Today’s Guardian has an account from a juror who was part of the 1996 trial that acquitted a perpetrator of sexual assault. He went on to rape 70 other women. Although Contempt of Court laws mean that the juror, Kathy Lette, cannot reveal the exact details of the jury’s decision, she strongly implies that 11 jurors voted the defendant innocent, with only herself considering him to be guilty. As she puts it, the jury was comprised of “One Angry Woman and 11 Irritated People Who Want Lunch”. Not only was the makeup of the jury highly unrepresentative (2 woman and 10 men), the jury was falsely led to believe that they could not convict on the women’s testimony alone, while the defence lawyer was permitted to make evidence-free insinuations about the woman’s mental health and label her a man-hater.
The sexual assault victim had never met the man before: there was not a credible reason in the world why she would lie about the assault, and yet 11 irritated jurors decided that she had done just that. Why? Because we live in a society infected with the myth that lonely, angry or jilted women like to cry rape. Take a quick look at The Guardian article’s comments if you think I’ve lost the plot. In the words of one particularly incisive commenter: “A significant proportion of rape and sexual assault allegations are false. Significant in that they are sufficient to force police, courts, juries and the rest of us to treat all such allegations with extreme caution and scepticism. Juries know this.”
The percentage of false allegations for rape and sexual assault is no higher than it is for any other crime. It is statistically no more likely that a person will falsely accuse someone of rape than it is that they will falsely accuse someone of burglary. Yet can you imagine anyone writing “a significant proportion of burglary allegations are false. Significant in that they are sufficient to force police, courts, juries and the rest of us to treat all such allegations with extreme caution and scepticism”? Replace the words “rape and sexual assault” with theft, GBH, murder, fraud, treason, dealing drugs, manslaughter or any crime you can think of. No other victims are treated with such outright scepticism- such scepticism in fact, that even the Crown Prosecution Service acknowledges the problem:
“In no other crime is the victim subject to so much scrutiny during an investigation or at trial; nor is the potential for victims to be re-traumatised during these processes as high in any other crime”.

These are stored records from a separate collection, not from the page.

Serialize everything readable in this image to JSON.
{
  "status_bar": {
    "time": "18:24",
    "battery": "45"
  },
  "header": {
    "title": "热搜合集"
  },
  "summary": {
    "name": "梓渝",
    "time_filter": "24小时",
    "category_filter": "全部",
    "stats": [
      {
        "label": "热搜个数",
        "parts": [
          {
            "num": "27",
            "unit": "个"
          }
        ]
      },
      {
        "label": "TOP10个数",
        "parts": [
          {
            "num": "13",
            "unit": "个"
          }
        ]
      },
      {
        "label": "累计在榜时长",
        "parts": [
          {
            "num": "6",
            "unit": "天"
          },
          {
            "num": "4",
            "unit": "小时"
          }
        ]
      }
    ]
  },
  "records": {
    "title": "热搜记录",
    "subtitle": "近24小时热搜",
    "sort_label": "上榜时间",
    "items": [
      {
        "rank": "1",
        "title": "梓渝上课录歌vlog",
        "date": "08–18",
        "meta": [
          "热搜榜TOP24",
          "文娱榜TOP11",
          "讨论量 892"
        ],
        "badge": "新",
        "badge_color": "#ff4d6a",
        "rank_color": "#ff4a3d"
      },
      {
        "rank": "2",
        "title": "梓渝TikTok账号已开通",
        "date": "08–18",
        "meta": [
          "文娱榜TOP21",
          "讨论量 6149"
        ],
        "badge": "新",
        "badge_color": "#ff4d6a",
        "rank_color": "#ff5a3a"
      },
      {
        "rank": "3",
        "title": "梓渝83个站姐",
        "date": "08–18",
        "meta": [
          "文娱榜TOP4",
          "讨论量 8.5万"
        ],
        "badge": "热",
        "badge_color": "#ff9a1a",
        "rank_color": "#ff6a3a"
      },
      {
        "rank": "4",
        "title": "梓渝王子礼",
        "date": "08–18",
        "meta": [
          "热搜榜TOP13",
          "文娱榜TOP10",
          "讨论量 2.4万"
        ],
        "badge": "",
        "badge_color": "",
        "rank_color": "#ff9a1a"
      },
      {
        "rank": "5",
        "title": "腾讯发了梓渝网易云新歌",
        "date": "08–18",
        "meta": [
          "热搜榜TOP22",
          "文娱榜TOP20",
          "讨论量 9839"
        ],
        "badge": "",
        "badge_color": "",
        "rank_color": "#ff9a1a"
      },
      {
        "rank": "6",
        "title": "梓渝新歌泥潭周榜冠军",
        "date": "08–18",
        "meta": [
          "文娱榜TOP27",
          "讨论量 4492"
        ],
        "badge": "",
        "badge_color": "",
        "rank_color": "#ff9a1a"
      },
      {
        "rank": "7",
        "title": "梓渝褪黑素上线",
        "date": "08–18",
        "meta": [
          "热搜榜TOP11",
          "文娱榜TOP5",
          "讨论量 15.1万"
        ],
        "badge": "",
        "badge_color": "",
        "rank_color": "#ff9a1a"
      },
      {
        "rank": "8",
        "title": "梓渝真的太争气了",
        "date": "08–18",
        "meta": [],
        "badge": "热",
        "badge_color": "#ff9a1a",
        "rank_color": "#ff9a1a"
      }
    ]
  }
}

Even though false reporting is not high, whenever a rape case goes to trial acquittal is by far the most likely outcome. But is it really any wonder that clueless jurors acquit rapists – and in the case mentioned above, let 70 other women become victims – when there exists this myth that it’s likely the victim is lying? In the 70s, conviction rates for rape were over 30%. Now they’re not even a sixth of that.
Not content with the obvious fact that the justice system is failing the victims of rape and sexual assault, the Con-Dem government is moving forwards with plans to grant anonymity not to all those accused of crimes, but just to those accused of rape. Why? Because of that tired old assumption that rape victims are likely to be telling lies. The only thing this will achieve is further convicing already biased juries that they know the trial’s outcome before the defence lawyer so much as begins the wild assertions about the victim’s moral character, provocative dress and past promiscuity. It could be worse though: The Daily Mail‘s vile pundit Melanie Phillips could get her way.